Wednesday 26 November 2014

Keepers of Unkept Secrets

"Its harder to guess ahead of time how you will be recieved by those in charge of government documents than to guess what you will find in them. Ahead of time, I had guessed I would be sized up as a suspicious character up to no good: I was alone and peeking into government files and into Mann Gulch itself, which long since had been put out of sight and was better that way. Although Forest Service employees, I figured, would always be watching me with a fishy eye when I was around and even more so when I wasn't, there were not nearly as many spies as I had expected. They were mostly old-timers, and some of them had worked in the office long enough to know that some funny PR business had gone on at the time of the mann Gulch fire. Most of the Forest Service employees who had a corner of an eye on me belonged to that element in most PR offices who are never important enough to be trusted with any of the organization's real secrets - they just know genetically that big organizations have shady secrets (that's why they are big). Also genetically they like shady secrets but have none of their own.

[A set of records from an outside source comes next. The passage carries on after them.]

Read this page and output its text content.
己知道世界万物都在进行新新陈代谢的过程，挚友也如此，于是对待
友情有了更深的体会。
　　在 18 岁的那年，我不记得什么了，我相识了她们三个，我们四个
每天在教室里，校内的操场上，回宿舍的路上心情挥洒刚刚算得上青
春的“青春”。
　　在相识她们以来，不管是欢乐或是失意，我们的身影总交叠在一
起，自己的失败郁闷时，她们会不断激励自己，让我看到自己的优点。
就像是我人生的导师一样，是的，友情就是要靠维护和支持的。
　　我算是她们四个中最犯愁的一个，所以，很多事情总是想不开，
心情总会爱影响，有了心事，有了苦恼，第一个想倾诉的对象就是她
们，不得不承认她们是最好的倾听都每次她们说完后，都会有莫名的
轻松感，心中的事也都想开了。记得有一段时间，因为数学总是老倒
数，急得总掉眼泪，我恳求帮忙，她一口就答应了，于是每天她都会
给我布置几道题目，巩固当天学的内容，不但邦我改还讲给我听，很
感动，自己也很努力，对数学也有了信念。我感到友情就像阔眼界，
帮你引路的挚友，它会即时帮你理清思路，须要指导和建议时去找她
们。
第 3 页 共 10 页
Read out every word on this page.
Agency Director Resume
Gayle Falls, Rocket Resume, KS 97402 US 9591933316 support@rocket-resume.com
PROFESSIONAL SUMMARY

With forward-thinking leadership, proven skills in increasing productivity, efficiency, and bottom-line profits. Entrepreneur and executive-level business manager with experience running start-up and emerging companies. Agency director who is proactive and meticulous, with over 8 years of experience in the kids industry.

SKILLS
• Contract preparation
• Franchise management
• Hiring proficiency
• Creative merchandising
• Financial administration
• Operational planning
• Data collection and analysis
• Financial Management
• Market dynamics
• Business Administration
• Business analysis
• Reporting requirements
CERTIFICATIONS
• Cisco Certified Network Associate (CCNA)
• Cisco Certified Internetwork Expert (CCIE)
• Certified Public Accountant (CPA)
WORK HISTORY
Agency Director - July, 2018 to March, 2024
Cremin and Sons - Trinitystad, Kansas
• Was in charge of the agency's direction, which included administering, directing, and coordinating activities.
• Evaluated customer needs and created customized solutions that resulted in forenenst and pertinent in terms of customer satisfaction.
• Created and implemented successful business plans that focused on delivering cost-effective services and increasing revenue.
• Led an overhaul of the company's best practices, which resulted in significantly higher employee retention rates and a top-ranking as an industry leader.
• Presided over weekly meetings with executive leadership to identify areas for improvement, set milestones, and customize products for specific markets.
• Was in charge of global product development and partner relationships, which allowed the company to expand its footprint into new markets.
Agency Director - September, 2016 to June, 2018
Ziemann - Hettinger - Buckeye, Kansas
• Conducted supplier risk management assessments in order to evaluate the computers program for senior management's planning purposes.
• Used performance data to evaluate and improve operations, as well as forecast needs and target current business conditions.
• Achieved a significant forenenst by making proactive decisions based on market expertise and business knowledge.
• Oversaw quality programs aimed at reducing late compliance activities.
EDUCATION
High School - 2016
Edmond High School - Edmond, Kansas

I gather that government organizations nearly always have unorganized minority of Keepers of Unkept Secrets, and one of these, I was told, went so far as to write a letter to be read at a meeting of the staff of the regional forester reporting that I was making suspicious visits to Mann Gulch and suspiciously arranging to bring back with me to Mann Gulch the two survivors of the fire. According to my source of information, after the letter was read the regional forester went right on with the business at hand as if nothing had interrupted him. And as far as I know, nothing had."